The European Union has launched a comprehensive Quantum Strategy with a focus on developing region-wide quantum secure communications. The overall strategy is designed to make the EU a global leader in quantum technologies by the year 2030. Part of the strategy looks to address the significant cybersecurity risks posed by future advances in quantum computing. Powerful quantum computers will be capable of breaking existing encryption protocols, putting all organizational data at great risk. This scenario is widely expected to occur in the next seven to fifteen years, creating an urgent need for action.
One aspect of the strategy is the European Quantum Communication Infrastructure initiative, also known as the EuroQCI.
This initiative is designed to develop secure quantum communication infrastructure spanning the whole of the European Union. Currently, twenty-six EU member states are deploying their own national terrestrial quantum communication networks for this purpose. These networks will be used to test a secure communication Quantum Key Distribution satellite scheduled for launch in 2026. Pilot projects include the secure hospital-to-hospital transmission of sensitive medical data and encrypted government communications between institutions.

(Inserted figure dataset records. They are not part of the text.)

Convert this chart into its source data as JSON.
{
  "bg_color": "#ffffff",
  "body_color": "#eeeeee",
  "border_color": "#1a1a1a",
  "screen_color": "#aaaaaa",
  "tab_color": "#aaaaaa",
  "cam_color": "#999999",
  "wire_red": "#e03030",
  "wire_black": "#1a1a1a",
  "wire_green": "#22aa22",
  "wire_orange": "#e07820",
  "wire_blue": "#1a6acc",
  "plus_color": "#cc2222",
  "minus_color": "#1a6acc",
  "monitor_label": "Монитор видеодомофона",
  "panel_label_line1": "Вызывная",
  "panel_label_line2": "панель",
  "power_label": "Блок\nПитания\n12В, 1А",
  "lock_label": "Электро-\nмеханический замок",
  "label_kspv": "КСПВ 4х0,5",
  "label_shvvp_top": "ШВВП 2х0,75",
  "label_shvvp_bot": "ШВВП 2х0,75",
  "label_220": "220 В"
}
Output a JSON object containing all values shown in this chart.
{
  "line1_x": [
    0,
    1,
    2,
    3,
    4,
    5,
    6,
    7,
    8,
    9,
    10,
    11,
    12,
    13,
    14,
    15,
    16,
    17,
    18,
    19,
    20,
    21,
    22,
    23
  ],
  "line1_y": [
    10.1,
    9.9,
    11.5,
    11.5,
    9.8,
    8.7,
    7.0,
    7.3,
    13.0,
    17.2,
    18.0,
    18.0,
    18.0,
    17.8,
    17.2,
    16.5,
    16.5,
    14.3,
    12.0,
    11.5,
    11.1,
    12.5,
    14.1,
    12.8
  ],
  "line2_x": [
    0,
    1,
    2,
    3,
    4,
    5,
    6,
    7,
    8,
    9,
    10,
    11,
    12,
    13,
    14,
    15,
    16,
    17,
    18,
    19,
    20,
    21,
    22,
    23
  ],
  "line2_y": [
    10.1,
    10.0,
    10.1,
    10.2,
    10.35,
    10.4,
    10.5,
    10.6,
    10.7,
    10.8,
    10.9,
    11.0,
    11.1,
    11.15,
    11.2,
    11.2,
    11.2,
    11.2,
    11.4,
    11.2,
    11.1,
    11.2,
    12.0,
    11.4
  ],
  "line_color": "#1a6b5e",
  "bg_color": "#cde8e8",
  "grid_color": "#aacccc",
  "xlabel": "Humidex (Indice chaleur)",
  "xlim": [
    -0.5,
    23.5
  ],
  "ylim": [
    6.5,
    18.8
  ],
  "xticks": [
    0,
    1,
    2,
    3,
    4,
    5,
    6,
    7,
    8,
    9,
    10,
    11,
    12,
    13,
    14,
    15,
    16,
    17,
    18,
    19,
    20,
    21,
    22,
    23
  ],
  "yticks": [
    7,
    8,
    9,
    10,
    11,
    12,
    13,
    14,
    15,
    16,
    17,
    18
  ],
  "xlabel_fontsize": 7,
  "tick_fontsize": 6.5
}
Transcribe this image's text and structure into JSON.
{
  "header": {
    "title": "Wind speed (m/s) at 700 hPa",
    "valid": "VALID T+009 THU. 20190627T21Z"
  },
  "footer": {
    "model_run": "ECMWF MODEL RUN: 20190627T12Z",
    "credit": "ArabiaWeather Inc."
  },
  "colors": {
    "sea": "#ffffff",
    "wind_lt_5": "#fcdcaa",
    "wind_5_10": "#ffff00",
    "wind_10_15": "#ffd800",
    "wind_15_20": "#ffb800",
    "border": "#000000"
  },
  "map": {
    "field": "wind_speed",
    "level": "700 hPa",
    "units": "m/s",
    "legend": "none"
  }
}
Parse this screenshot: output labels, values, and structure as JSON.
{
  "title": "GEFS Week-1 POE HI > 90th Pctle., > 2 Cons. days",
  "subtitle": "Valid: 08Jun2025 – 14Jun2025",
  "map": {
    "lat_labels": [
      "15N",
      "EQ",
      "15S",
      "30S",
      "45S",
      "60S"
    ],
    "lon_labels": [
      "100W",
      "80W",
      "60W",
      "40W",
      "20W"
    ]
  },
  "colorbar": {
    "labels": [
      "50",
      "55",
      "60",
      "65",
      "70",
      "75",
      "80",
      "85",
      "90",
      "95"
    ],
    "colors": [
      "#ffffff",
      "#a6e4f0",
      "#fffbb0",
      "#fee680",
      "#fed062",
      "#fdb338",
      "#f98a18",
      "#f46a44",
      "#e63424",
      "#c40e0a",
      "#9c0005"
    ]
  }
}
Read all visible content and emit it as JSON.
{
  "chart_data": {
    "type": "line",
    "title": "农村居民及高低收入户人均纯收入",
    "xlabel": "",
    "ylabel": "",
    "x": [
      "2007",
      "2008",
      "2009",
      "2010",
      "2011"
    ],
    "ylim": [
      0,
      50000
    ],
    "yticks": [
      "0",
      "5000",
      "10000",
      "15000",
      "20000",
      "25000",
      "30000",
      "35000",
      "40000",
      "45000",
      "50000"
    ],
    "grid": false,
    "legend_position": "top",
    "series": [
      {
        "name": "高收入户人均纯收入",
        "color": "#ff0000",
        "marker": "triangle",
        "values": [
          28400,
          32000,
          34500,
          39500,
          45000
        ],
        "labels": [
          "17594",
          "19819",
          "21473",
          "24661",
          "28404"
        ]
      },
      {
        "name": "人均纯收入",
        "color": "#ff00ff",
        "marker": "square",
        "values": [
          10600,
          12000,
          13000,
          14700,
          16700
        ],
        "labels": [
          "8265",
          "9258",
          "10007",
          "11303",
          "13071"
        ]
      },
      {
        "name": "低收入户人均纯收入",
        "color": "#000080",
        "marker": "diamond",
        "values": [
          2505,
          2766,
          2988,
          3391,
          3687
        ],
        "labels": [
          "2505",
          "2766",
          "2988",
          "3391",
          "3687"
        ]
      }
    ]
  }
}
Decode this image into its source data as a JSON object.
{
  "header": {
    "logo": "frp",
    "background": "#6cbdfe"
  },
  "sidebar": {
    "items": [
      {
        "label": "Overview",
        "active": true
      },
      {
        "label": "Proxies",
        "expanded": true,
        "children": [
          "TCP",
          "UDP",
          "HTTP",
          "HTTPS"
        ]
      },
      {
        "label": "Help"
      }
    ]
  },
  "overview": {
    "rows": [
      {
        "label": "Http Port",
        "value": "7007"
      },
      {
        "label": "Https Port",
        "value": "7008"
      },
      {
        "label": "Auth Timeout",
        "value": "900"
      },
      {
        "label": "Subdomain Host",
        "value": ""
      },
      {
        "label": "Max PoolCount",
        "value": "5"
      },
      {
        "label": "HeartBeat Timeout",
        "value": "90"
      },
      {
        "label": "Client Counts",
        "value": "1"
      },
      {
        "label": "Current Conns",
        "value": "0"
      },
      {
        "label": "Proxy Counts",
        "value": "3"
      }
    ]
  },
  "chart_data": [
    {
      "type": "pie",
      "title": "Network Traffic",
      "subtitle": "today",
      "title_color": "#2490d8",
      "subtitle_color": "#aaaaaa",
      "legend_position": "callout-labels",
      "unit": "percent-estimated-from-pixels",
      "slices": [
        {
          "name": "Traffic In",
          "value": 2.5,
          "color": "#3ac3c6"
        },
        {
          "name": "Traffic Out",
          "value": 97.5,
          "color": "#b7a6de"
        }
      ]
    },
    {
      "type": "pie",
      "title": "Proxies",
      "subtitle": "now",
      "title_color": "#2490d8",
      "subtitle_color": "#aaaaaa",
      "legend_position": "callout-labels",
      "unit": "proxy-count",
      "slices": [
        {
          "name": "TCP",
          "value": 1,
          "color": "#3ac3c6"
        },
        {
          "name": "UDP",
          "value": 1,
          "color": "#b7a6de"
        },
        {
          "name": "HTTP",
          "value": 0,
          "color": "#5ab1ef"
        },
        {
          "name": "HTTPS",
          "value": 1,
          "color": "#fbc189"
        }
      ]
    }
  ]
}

The Quantum Internet initiative will complement EuroQCI by developing an architecture for distributed quantum computing and sensing. This will build on use case frameworks that have already been initiated, as well as the recent launch. The Quantum Internet Alliance Technology Forum is the first global open forum dedicated to the quantum Internet. In 2026, the initiative will support the launch of a pilot facility for the European Quantum Internet. The objective is to deploy a fully operational quantum-safe communication network by 2030 as the first step.
This new EU announcement comes amid growing attention on addressing quantum security risks ahead of the so-called ‘Q-Day’.
This is when quantum computers will be powerful enough to break common encryption protocols like RSA and AES. In August 2024, the US National Institute of Standards & Technology formalized the world’s first post-quantum cryptography standards. Despite these government initiatives, research has shown that organizations have so far been slow to implement any quantum-secure plans. ISACA reported in April 2025 that just five percent of organizations have a defined strategy for this.